EP: Pure io, un pochino…
Eppure qui fa un ruolo diverso dal solito, più tenero…
EP: Ultimamente ho la fortuna di poter scegliere, e sto cercando di approfittare dei ruoli che mi hanno proposto, non so se casualmente o perché sono io che ho bisogno di aprirmi su certe cose, perché nella vita sono il contrario di come appaio, un po’ anaffettivo, e tendo a nascondermi dietro la maschera del guascone per creare una certa distanza. Questo film – e un altro che ho fatto, nel quale faccio un papà – mi ha dato la possibilità di tirare fuori delle cose che nella mia vita non riesco a far emergere, a meno di bere un bicchiere di vino. È stata un’occasione per lavorare su alcune parti di me.
Eppure Vanessa ha detto che lei è stato perfetto per un ruolo così morbido, meno conflittuale, e Francesco, il regista, che lei ha quella fragilità, anche se non la fa vedere…
EP: Riesco a farlo nella comfort zone che è il set, in un film, come questo poi, con una location bella come Gubbio, l’atmosfera particolare che si è creata, e poi questo personaggio, un solitario con un rapporto speciale con il suo cavallo e con la natura. Un uomo che definirei in ascolto.
La magia del cinema, insomma. Ma il cinema ha ancora una sua forza?

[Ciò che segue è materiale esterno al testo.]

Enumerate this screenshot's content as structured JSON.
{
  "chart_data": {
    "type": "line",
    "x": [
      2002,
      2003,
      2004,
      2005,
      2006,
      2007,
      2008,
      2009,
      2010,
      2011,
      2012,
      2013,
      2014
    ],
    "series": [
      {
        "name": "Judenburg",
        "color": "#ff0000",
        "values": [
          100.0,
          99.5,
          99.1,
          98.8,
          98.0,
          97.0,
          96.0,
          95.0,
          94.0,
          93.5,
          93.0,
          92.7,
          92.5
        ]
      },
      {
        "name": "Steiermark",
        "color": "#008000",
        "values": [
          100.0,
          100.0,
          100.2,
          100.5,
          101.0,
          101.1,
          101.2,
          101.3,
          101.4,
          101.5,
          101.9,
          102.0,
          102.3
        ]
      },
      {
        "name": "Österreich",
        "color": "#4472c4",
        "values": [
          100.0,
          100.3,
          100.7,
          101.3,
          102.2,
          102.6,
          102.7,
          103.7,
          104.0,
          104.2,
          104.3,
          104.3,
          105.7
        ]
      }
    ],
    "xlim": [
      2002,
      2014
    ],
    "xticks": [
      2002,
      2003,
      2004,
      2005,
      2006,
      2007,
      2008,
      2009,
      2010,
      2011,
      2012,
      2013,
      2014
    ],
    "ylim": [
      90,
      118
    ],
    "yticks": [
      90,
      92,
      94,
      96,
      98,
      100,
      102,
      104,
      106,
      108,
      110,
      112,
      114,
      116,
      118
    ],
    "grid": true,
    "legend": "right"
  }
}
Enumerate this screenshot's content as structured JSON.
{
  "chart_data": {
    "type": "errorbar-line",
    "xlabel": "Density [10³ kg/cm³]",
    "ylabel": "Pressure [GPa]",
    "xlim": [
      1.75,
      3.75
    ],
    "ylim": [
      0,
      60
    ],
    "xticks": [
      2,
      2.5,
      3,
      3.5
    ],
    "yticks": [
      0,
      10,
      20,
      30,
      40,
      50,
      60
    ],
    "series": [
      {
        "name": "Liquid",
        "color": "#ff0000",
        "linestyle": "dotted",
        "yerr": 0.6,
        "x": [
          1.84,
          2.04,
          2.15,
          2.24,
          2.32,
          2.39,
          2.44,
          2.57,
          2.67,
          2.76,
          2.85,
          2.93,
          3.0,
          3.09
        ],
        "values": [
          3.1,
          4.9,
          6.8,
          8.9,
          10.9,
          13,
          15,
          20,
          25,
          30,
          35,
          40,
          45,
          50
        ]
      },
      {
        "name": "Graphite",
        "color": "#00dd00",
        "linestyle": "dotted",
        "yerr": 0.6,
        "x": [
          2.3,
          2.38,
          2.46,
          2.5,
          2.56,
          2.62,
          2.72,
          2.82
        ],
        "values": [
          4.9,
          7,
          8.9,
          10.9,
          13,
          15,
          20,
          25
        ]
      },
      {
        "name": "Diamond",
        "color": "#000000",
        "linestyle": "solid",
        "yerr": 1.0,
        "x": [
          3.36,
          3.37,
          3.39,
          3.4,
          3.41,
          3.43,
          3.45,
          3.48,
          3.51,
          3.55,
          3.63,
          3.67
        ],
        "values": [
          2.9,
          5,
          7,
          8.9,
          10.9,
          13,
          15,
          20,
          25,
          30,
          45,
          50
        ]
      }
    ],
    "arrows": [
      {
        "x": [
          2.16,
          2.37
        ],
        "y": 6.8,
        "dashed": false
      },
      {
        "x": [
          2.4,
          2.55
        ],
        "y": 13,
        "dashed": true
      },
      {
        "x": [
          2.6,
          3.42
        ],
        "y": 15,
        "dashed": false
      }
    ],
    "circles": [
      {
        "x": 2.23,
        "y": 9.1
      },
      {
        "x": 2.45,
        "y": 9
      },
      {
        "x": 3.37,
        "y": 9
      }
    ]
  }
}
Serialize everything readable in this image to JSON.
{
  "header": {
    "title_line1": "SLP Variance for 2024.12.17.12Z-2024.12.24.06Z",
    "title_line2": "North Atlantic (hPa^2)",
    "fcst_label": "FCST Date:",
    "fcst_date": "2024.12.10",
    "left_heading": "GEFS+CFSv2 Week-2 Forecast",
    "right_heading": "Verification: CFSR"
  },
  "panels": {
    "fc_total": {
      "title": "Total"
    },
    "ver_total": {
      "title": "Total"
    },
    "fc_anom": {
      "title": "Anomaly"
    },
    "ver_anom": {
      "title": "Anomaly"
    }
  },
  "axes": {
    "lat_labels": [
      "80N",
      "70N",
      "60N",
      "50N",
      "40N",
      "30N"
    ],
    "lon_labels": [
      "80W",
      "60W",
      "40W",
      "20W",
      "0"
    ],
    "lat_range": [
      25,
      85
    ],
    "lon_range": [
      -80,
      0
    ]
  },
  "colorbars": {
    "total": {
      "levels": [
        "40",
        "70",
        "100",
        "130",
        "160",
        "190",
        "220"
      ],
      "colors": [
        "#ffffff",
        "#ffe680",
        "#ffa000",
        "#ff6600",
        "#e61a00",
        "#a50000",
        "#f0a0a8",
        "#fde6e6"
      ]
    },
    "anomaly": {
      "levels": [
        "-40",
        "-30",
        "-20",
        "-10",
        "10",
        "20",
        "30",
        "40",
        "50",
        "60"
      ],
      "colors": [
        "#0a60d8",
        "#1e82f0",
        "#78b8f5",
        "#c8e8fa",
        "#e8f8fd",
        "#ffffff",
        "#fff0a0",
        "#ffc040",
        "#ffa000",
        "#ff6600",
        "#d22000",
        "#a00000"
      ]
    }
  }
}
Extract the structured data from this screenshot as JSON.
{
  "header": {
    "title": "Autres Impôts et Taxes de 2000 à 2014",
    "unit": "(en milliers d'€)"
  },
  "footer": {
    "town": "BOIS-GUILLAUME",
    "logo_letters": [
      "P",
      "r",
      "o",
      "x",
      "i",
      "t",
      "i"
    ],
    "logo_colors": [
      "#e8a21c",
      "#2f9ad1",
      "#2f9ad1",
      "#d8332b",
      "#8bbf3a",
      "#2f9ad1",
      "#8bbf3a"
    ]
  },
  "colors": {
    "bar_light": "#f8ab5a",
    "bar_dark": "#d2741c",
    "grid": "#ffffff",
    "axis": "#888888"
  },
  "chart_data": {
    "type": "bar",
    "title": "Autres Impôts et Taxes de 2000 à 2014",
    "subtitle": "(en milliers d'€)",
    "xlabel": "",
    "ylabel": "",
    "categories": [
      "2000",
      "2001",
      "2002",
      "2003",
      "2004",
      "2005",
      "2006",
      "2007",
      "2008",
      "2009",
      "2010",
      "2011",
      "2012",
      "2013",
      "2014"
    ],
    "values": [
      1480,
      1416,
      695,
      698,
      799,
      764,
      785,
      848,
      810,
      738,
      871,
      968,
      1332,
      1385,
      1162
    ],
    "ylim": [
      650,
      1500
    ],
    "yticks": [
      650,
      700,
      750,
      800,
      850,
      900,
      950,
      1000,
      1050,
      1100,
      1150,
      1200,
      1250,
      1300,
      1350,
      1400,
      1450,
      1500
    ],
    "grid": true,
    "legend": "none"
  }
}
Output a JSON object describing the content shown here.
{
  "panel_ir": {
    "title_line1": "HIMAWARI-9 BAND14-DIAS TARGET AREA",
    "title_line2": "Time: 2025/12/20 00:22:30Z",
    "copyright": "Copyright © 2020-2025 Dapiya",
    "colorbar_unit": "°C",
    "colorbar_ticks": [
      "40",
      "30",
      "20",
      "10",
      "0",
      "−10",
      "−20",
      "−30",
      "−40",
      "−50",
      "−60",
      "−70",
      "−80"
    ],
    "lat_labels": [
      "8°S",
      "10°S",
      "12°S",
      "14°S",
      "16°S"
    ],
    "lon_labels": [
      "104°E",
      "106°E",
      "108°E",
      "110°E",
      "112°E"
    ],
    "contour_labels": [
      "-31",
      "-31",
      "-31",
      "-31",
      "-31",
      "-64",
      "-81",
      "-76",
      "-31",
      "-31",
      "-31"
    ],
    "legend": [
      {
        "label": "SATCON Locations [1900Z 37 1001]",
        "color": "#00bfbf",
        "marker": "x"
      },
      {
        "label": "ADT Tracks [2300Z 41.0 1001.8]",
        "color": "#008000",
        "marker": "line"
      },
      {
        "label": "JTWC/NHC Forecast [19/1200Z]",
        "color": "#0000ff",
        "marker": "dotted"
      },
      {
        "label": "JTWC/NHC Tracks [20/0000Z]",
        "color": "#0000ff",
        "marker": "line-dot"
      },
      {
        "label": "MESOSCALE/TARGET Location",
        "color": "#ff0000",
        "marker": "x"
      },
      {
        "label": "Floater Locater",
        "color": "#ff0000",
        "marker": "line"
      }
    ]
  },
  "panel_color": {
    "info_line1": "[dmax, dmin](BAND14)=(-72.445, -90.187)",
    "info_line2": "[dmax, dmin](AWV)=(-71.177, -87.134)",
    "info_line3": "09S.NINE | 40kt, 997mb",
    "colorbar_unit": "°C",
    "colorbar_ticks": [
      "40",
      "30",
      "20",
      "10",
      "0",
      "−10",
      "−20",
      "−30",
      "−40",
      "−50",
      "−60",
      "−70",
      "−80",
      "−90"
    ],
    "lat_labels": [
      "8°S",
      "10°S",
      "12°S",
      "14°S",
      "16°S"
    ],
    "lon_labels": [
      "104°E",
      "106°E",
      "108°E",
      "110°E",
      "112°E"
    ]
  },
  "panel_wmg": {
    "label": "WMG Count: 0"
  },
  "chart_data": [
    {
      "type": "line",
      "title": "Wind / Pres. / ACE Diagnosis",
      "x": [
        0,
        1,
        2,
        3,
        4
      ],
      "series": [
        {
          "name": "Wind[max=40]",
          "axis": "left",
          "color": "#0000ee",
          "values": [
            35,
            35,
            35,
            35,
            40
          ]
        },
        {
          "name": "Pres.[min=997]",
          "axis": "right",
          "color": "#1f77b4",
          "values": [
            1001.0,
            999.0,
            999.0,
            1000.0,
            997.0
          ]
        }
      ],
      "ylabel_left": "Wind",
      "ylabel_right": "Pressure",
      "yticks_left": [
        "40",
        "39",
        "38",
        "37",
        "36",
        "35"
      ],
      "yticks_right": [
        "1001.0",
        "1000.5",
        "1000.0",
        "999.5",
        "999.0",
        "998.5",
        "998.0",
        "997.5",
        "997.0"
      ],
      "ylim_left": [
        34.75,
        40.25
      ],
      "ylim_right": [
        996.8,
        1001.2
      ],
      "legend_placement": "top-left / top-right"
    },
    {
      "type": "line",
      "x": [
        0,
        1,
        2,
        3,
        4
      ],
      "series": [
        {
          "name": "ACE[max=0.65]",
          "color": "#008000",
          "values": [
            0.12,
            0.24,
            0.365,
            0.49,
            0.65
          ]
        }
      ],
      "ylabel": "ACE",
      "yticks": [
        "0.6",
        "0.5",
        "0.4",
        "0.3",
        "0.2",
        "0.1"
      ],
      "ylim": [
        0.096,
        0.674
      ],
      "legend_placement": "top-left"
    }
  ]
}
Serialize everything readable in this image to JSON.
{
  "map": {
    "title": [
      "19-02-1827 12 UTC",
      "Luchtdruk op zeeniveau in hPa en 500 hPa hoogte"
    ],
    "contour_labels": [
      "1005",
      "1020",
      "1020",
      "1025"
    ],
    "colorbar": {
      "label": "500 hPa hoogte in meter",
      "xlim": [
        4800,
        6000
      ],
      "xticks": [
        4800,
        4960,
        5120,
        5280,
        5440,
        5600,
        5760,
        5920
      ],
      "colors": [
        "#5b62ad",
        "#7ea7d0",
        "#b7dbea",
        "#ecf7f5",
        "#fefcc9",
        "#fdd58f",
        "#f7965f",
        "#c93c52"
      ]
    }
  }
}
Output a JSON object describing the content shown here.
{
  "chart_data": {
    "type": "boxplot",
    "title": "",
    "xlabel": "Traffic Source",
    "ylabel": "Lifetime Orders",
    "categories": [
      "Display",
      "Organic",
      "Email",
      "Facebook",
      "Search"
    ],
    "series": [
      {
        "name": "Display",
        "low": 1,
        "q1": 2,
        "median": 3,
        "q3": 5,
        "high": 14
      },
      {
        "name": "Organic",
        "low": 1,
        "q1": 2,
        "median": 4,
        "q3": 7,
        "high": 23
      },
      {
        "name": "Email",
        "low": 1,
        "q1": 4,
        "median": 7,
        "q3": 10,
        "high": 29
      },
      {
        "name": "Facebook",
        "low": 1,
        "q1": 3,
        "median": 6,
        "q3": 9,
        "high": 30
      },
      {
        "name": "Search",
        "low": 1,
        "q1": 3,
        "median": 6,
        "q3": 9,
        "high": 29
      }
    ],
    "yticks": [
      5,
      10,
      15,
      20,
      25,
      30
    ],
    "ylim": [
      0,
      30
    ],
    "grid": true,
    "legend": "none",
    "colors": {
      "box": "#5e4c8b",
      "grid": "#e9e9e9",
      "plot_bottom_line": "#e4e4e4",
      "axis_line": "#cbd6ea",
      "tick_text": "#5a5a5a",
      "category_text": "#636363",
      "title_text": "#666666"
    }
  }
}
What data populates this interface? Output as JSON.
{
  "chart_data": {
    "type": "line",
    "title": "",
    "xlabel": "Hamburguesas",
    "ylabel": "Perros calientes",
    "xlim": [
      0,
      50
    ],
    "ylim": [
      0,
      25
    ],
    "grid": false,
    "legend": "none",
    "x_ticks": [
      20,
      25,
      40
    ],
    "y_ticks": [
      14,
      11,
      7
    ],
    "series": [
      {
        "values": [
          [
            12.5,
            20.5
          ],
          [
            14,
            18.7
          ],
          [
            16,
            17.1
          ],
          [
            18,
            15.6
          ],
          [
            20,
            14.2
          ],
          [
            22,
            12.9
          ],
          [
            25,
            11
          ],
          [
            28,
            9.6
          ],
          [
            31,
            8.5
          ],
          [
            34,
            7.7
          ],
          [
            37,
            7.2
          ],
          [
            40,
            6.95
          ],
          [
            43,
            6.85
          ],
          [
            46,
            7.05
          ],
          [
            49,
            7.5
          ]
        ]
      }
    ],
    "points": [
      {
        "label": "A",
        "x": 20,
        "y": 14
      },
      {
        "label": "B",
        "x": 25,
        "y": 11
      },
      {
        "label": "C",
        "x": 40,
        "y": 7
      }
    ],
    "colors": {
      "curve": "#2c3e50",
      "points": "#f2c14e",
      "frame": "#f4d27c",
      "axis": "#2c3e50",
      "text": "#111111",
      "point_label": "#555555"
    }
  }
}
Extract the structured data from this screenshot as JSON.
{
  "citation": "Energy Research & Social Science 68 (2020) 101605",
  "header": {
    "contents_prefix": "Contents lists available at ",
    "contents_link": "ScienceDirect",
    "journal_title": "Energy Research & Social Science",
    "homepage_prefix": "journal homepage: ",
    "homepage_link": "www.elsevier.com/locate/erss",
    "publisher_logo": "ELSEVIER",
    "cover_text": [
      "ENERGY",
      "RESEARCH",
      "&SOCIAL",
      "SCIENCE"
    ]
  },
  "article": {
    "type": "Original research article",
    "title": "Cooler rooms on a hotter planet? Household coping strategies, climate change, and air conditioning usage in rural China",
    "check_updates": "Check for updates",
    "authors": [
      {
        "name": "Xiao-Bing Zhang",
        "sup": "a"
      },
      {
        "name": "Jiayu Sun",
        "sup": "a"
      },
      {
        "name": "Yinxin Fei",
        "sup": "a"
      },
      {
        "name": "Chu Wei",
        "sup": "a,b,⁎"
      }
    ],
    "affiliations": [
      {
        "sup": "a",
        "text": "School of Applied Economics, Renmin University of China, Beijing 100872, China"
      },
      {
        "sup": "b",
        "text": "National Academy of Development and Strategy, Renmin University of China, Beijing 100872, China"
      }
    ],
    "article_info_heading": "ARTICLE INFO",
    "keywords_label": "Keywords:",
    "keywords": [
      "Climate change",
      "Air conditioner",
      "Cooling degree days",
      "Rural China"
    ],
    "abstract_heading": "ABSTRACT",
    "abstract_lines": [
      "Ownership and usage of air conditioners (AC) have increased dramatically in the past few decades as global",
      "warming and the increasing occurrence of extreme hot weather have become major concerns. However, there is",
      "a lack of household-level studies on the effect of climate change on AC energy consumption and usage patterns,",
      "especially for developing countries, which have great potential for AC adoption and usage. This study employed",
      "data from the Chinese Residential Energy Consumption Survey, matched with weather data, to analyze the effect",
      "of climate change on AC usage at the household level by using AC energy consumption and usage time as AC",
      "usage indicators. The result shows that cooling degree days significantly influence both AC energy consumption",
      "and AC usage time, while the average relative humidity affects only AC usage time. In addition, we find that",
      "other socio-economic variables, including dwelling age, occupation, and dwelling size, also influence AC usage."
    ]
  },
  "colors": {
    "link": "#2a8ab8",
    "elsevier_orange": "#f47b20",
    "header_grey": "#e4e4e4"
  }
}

VS: Sì, io ci credo. Basti vedere il film di Paola Cortellesi. Io ho amici in Puglia, a casa, che non vanno al cinema nemmeno per vedere me e sono riuscita a parlarci di cinema per la prima volta. Vuol dire che funziona se diventa un rito collettivo. Il problema è che noi parliamo sempre di film che non vede nessuno.
EP: Le produzioni non sono molto coraggiose. Se in un film c’è Favino non ci sono problemi, ma molti soggetti, molte proposte, fanno fatica. Ci sono troppi condizionamenti, paletti, se fai qualcosa contro il sentire comune non ce la fai. Ma il cinema dovrebbe fare proprio questo. Se ci omologhiamo diventa difficile trattare certi temi. Come fanno quelli della A24, o come fa questo film, che ha un tema molto forte.
VS: Se un attore smette di pensare che quello che fa non possa essere condiviso è finita. Noi siamo qui non solo perché ci piacciamo tanto, per soddisfare un ego enorme e vederci sullo schermo, ma anche perché crediamo in quello che facciamo. Se iniziassimo a pensarla diversamente, questo mestiere non avrebbe più senso, lo faremmo solo per noi stessi.